A startup engineer’s side project has become a cautionary tale about uncontrolled AI spending. What began as a simple game-building experiment reportedly turned into an AI bill of more than $80,000 in just one week.
The case came from Slash, a San Francisco fintech startup, which said one of its employees used far more AI credits than expected while making an online game called Brainrot Shooter. The company even joked on X that the game should be played enough to count the expense as marketing.
How the costs escalated
The project was part of what the company described as “vibe coding,” a rapid software-building approach that relies heavily on AI tools. Slash has said it encourages employees to experiment with that method, but this case showed how quickly the costs can escalate when usage is not tightly controlled.
According to the employee, Nicolas Brilliante, the AI spending reached $81,267, based on a dashboard screenshot he shared on X. He described the incident as a real accident and said he had underestimated his own capabilities.
The game itself was simple in concept. It used a block-style world similar to Minecraft and asked players to shoot meme-inspired characters, including “skibidi toilet” and “tung tung tung sahur.”
| Item | Detail | Source |
|---|---|---|
| Company | Slash, a San Francisco fintech startup | Company statement on X |
| Game title | Brainrot Shooter | Company and employee posts |
| AI spending | $81,267 | Shared dashboard screenshot |
| Timeframe | Seven days | Company statement |
Why companies are paying closer attention
Slash’s case is landing at a moment when many businesses are rechecking their AI budgets. Coding assistants powered by AI can speed up development, but they can also become expensive quickly when high-powered models are used repeatedly.
The issue is no longer just whether AI tools are effective. Companies are increasingly asking whether the spending they generate is matched by real productivity gains and business value.
Polymarket has described the Slash incident as an example of how AI coding costs can surge when use is left without strict oversight. That concern is not limited to one startup, either.

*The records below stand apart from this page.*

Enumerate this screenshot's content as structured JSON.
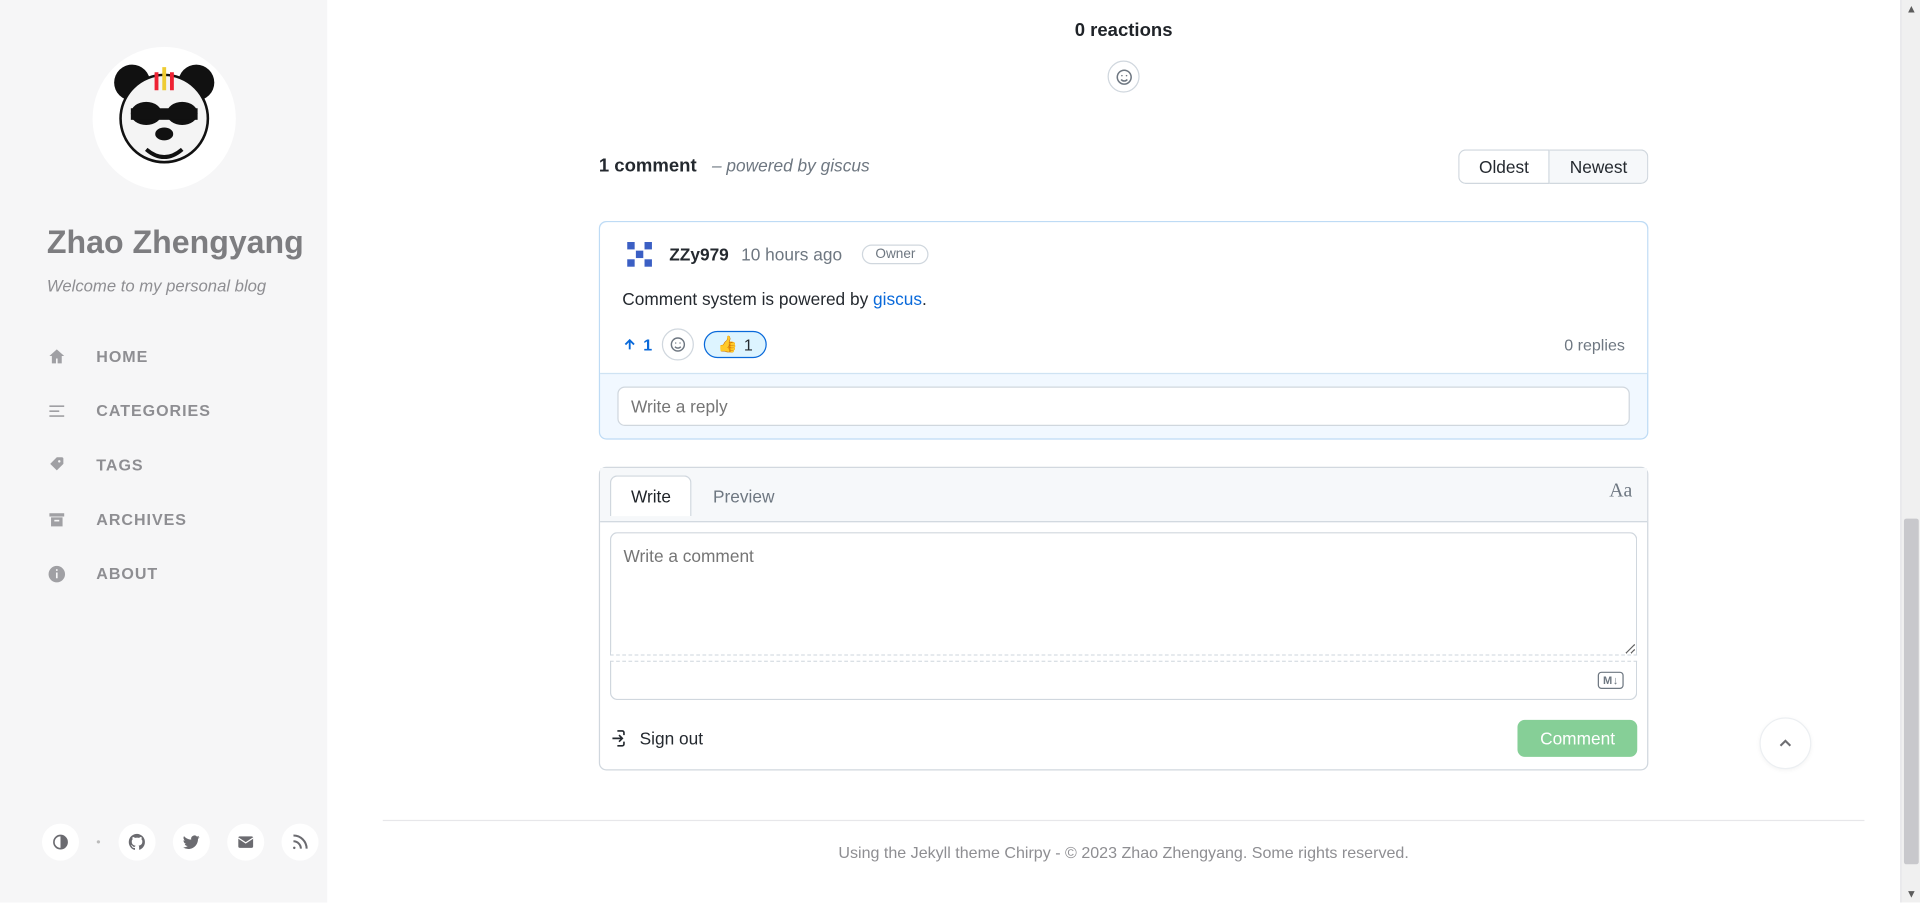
{
  "sidebar": {
    "owner_name": "Zhao Zhengyang",
    "subtitle": "Welcome to my personal blog",
    "nav": {
      "home": "HOME",
      "categories": "CATEGORIES",
      "tags": "TAGS",
      "archives": "ARCHIVES",
      "about": "ABOUT"
    }
  },
  "reactions": {
    "header": "0 reactions"
  },
  "comments_summary": {
    "count_label": "1 comment",
    "powered": "– powered by giscus",
    "sort_oldest": "Oldest",
    "sort_newest": "Newest"
  },
  "comment": {
    "author": "ZZy979",
    "time": "10 hours ago",
    "badge": "Owner",
    "body_prefix": "Comment system is powered by ",
    "body_link": "giscus",
    "body_suffix": ".",
    "upvote_count": "1",
    "thumbs_emoji": "👍",
    "thumbs_count": "1",
    "replies_label": "0 replies",
    "reply_placeholder": "Write a reply"
  },
  "editor": {
    "tab_write": "Write",
    "tab_preview": "Preview",
    "placeholder": "Write a comment",
    "aa": "Aa",
    "md_badge": "M↓",
    "signout": "Sign out",
    "submit": "Comment"
  },
  "footer": {
    "using": "Using the ",
    "jekyll": "Jekyll",
    "theme": " theme ",
    "chirpy": "Chirpy",
    "sep": "    -    ",
    "copyright_pre": "© 2023 ",
    "owner": "Zhao Zhengyang",
    "copyright_post": ". Some rights reserved."
  }
}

One recent report said an unnamed company may have spent around $500 million in a single month on Anthropic’s Claude AI after failing to set usage limits for employees. The pattern is similar: enthusiasm for AI adoption moving faster than financial controls.
Big tech firms are adding guardrails
Some large companies are now tightening their rules around AI use at work. Uber, Coinbase, and Walmart are among the names reported to have introduced restrictions on employee AI access.

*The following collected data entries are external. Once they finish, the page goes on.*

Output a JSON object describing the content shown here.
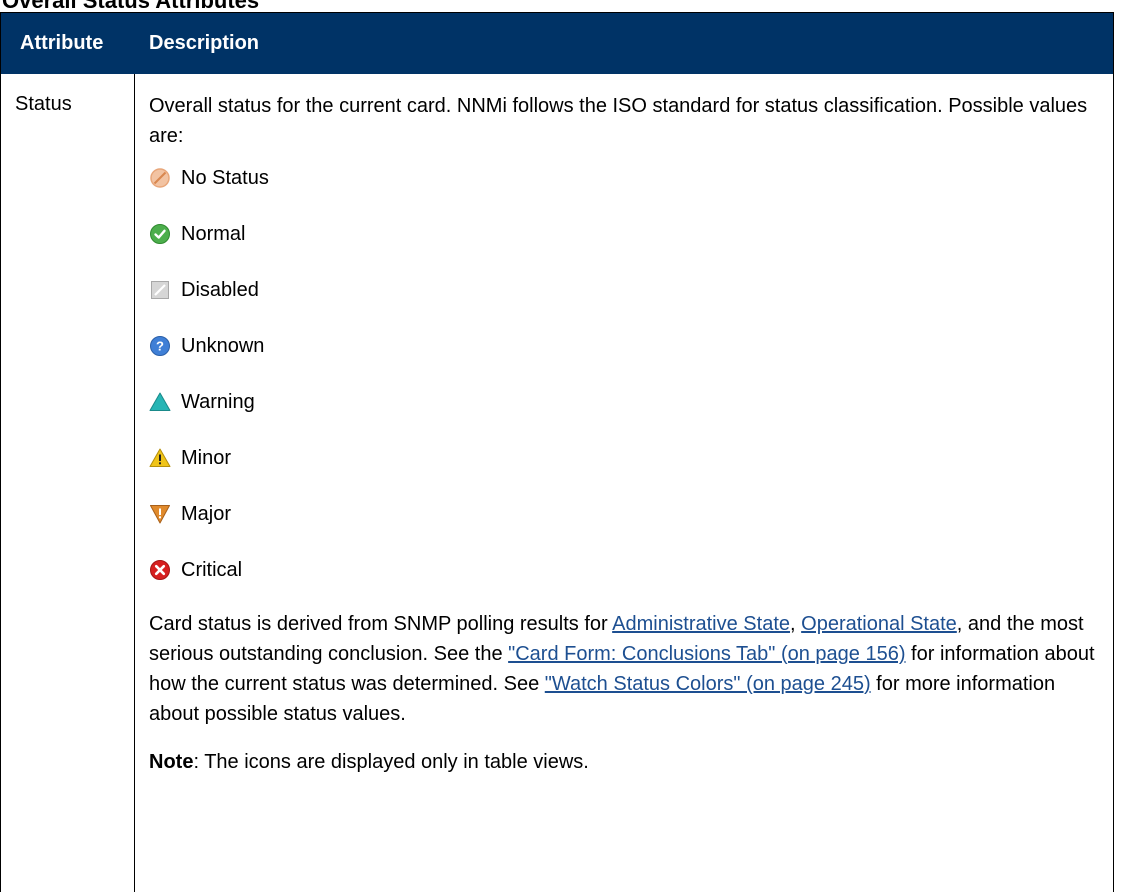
{
  "section_title": "Overall Status Attributes",
  "table": {
    "headers": {
      "attribute": "Attribute",
      "description": "Description"
    },
    "row": {
      "attribute": "Status",
      "intro": "Overall status for the current card. NNMi follows the ISO standard for status classification. Possible values are:",
      "statuses": [
        {
          "label": "No Status",
          "icon": "no-status-icon",
          "color": "#e8a67a"
        },
        {
          "label": "Normal",
          "icon": "normal-check-icon",
          "color": "#4cae4c"
        },
        {
          "label": "Disabled",
          "icon": "disabled-icon",
          "color": "#b9b9b9"
        },
        {
          "label": "Unknown",
          "icon": "unknown-question-icon",
          "color": "#3f7fd6"
        },
        {
          "label": "Warning",
          "icon": "warning-triangle-icon",
          "color": "#26b5b5"
        },
        {
          "label": "Minor",
          "icon": "minor-triangle-icon",
          "color": "#f0c419"
        },
        {
          "label": "Major",
          "icon": "major-triangle-icon",
          "color": "#e08a2c"
        },
        {
          "label": "Critical",
          "icon": "critical-x-icon",
          "color": "#d62020"
        }
      ],
      "paragraph": {
        "t1": "Card status is derived from SNMP polling results for ",
        "link_admin": "Administrative State",
        "t2": ", ",
        "link_oper": "Operational State",
        "t3": ", and the most serious outstanding conclusion. See the ",
        "link_conclusions": "\"Card Form: Conclusions Tab\" (on page 156)",
        "t4": " for information about how the current status was determined. See ",
        "link_colors": "\"Watch Status Colors\" (on page 245)",
        "t5": " for more information about possible status values."
      },
      "note": {
        "label": "Note",
        "text": ": The icons are displayed only in table views."
      }
    }
  },
  "link_color": "#1d4f91",
  "header_bg": "#003366"
}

Bloomberg reported that Uber recently imposed monthly limits on AI coding tools after the company was said to have used up its annual AI budget within the first few months of the year. Walmart has also reportedly tightened controls to reduce unnecessary coding experiments and repetitive tasks that do not create meaningful business value.
The shift shows that AI is being treated less like a novelty and more like a major infrastructure expense. As adoption grows, the key question is becoming who can use which model, for what purpose, and up to what limit.
Slash’s experience captures the risk clearly. Even a small meme-themed game can become a five-figure AI expense in days when spending is left open-ended.